Last week it was reported that in 2007, executives with Munich Re subsidiary Ergo Versicherungsgruppe came up with the idea to throw a party for top performing sales executives at a bathhouse, featuring a bunch of prostitutes for their consumption. Because such events have the potential to devolve into mass chaos, with buyers and sellers running amok and no one knowing who's down for what, the Germans had the bright idea to keep order via color-coding. Each hooker would wear an armband, with yellow indicating “available for sexual favors,” red indicating that she was a hostess and white indicating that she was “reserved for executives and top agents.” Additionally, the girls also received a “stamp” following each visit to one of the curtained canopied beds, so party-goers could know how many times she’d been “frequented.” When the story came out, a spokesman for the company said in a statement that incentive trips for successful salespeople “definitely don’t usually proceed the way it’s described.” Apparently he was just kidding because according to Ergo employees, that's exactly how they "usually" proceed, and were going to keep proceeding, until someone had to go and ruin thing for the whole group.
[Ergo] has cancelled a trip to Monaco for top executives after details of a sex party in Budapest emerged and it became clear that the so-called incentive trips for sales execs have not been a single event. Sex, Drugs and Rock`n Roll have ruled those trips to destinations such as Mallorca, Dubai, Kitzbühel and Seychelles, according to German tabloid Bild, which quoted sources who took part in the trips.
Bild published videos and photos showing sales agents snorting white powder at a company-sponsored party, prompting Ergo, the Munich re subsidiary who owns accident and life insurance provider Hamburg Mannheimer, to deny the substance was cocaine. "The pictures published in Bild show a drinking game with salt, Tequila and lemon juice," the company said in a statement. Tequila and lemon are shown in the photographs alongside big lines of white powder.
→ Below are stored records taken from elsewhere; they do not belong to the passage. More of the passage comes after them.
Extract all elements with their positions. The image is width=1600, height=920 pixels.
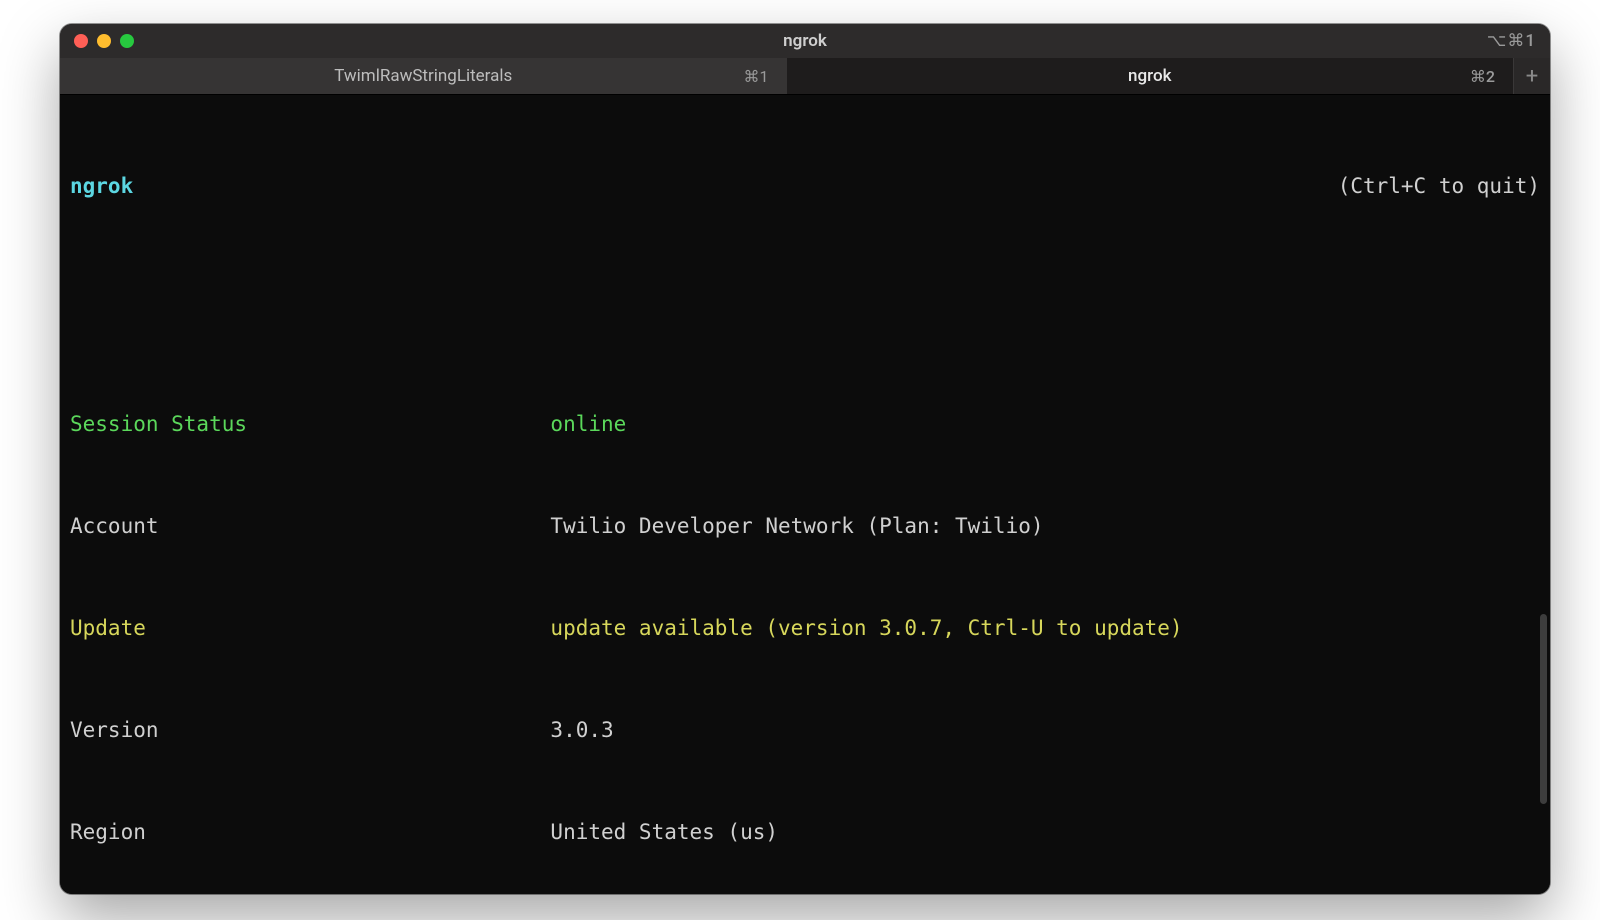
new-tab-button[interactable]: +	[1513, 58, 1550, 94]
tab-shortcut: ⌘1	[744, 67, 769, 86]
app-name: ngrok	[70, 169, 133, 203]
row-update: Update update available (version 3.0.7, …	[70, 611, 1540, 645]
label-session-status: Session Status	[70, 407, 550, 441]
window-alt-shortcut: ⌥⌘1	[1487, 31, 1550, 51]
tab-label: TwimlRawStringLiterals	[334, 66, 512, 86]
label-version: Version	[70, 713, 550, 747]
row-version: Version 3.0.3	[70, 713, 1540, 747]
tab-shortcut: ⌘2	[1470, 67, 1495, 86]
header-line: ngrok (Ctrl+C to quit)	[70, 169, 1540, 203]
zoom-icon[interactable]	[120, 34, 134, 48]
row-region: Region United States (us)	[70, 815, 1540, 849]
label-account: Account	[70, 509, 550, 543]
tab-label: ngrok	[1128, 66, 1171, 86]
label-update: Update	[70, 611, 550, 645]
terminal-body[interactable]: ngrok (Ctrl+C to quit) Session Status on…	[60, 95, 1550, 894]
label-region: Region	[70, 815, 550, 849]
row-session-status: Session Status online	[70, 407, 1540, 441]
value-update: update available (version 3.0.7, Ctrl-U …	[550, 611, 1182, 645]
value-account: Twilio Developer Network (Plan: Twilio)	[550, 509, 1043, 543]
plus-icon: +	[1526, 64, 1538, 89]
titlebar: ngrok ⌥⌘1	[60, 24, 1550, 58]
blank-line	[70, 271, 1540, 305]
terminal-window: ngrok ⌥⌘1 TwimlRawStringLiterals ⌘1 ngro…	[60, 24, 1550, 894]
minimize-icon[interactable]	[97, 34, 111, 48]
traffic-lights	[60, 34, 134, 48]
value-version: 3.0.3	[550, 713, 613, 747]
tab-ngrok[interactable]: ngrok ⌘2	[787, 58, 1514, 94]
row-account: Account Twilio Developer Network (Plan: …	[70, 509, 1540, 543]
window-title: ngrok	[60, 31, 1550, 51]
value-region: United States (us)	[550, 815, 778, 849]
quit-hint: (Ctrl+C to quit)	[1338, 169, 1540, 203]
scrollbar-thumb[interactable]	[1540, 614, 1547, 804]
value-session-status: online	[550, 407, 626, 441]
tab-twiml[interactable]: TwimlRawStringLiterals ⌘1	[60, 58, 787, 94]
close-icon[interactable]	[74, 34, 88, 48]
tab-bar: TwimlRawStringLiterals ⌘1 ngrok ⌘2 +	[60, 58, 1550, 95]
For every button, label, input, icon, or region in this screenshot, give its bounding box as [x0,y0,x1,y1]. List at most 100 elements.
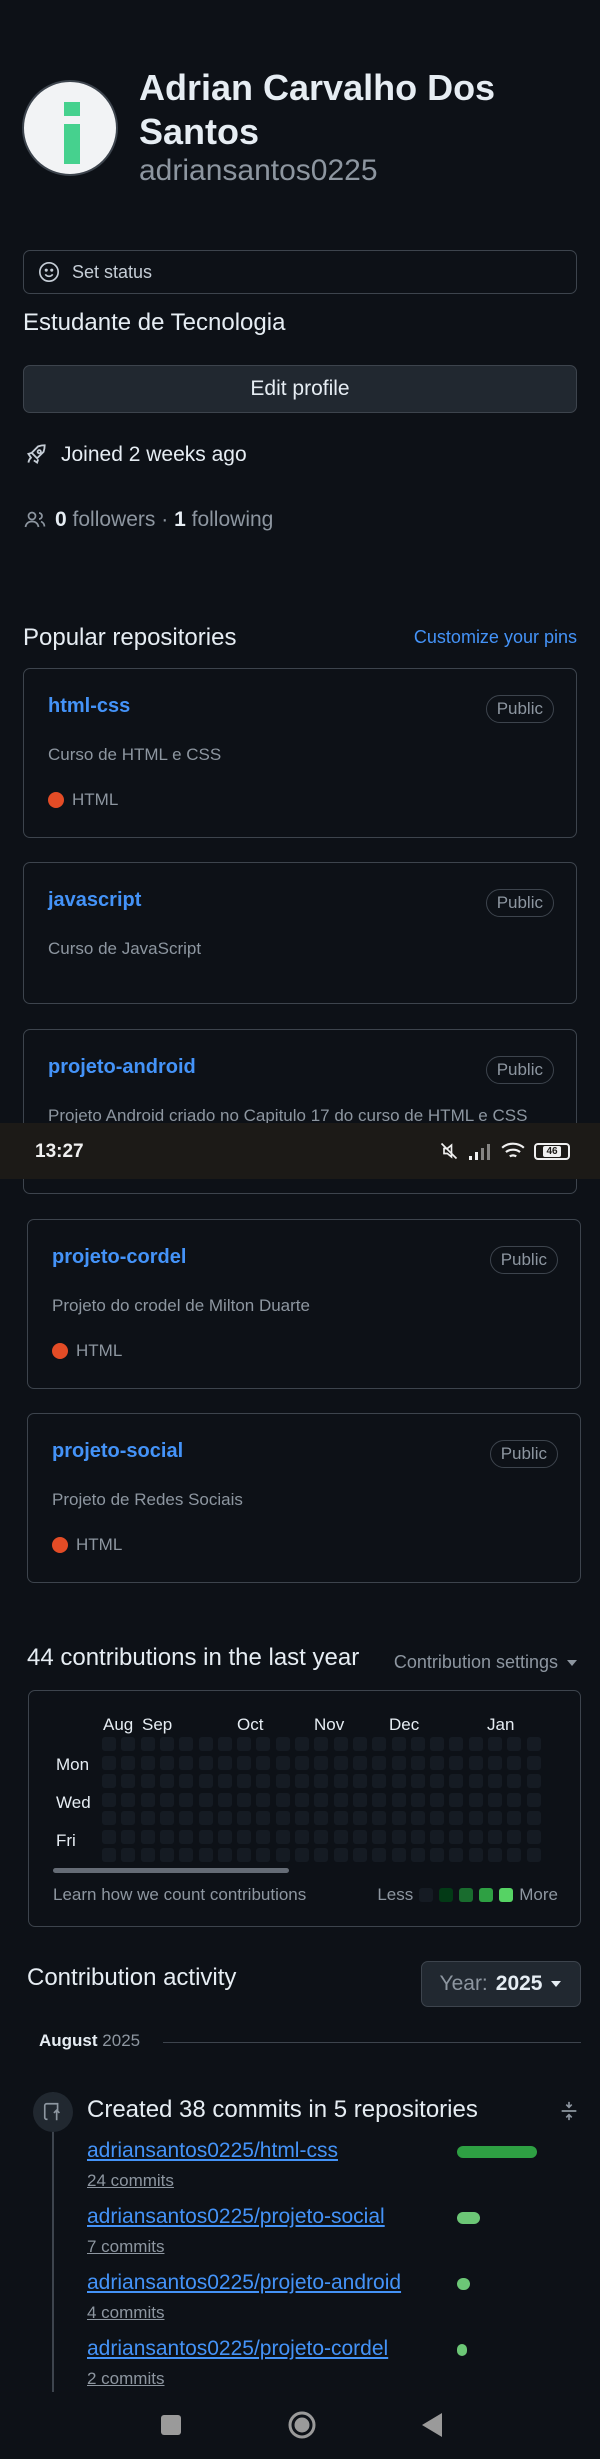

Ergo has invited top executives to entertainment trips at least three times a year and the so called Top-5 Club was the equivalent of a “nothing is impossible” party, according to Bild. The company is not denying that these trips have taken place.
Obviously the questions that needs answering at this time are 1) how many colored armbands are found at the "nothing is impossible" parties and 2) what do they represent? It seems obvious that cerulean would indicate A2M but what does royal blue mean? And ecru? And CRUSHED CRANBERRIES?**
**Obviously assuming the Germans are going with Benjamin Moore paint colors, the sick fucks.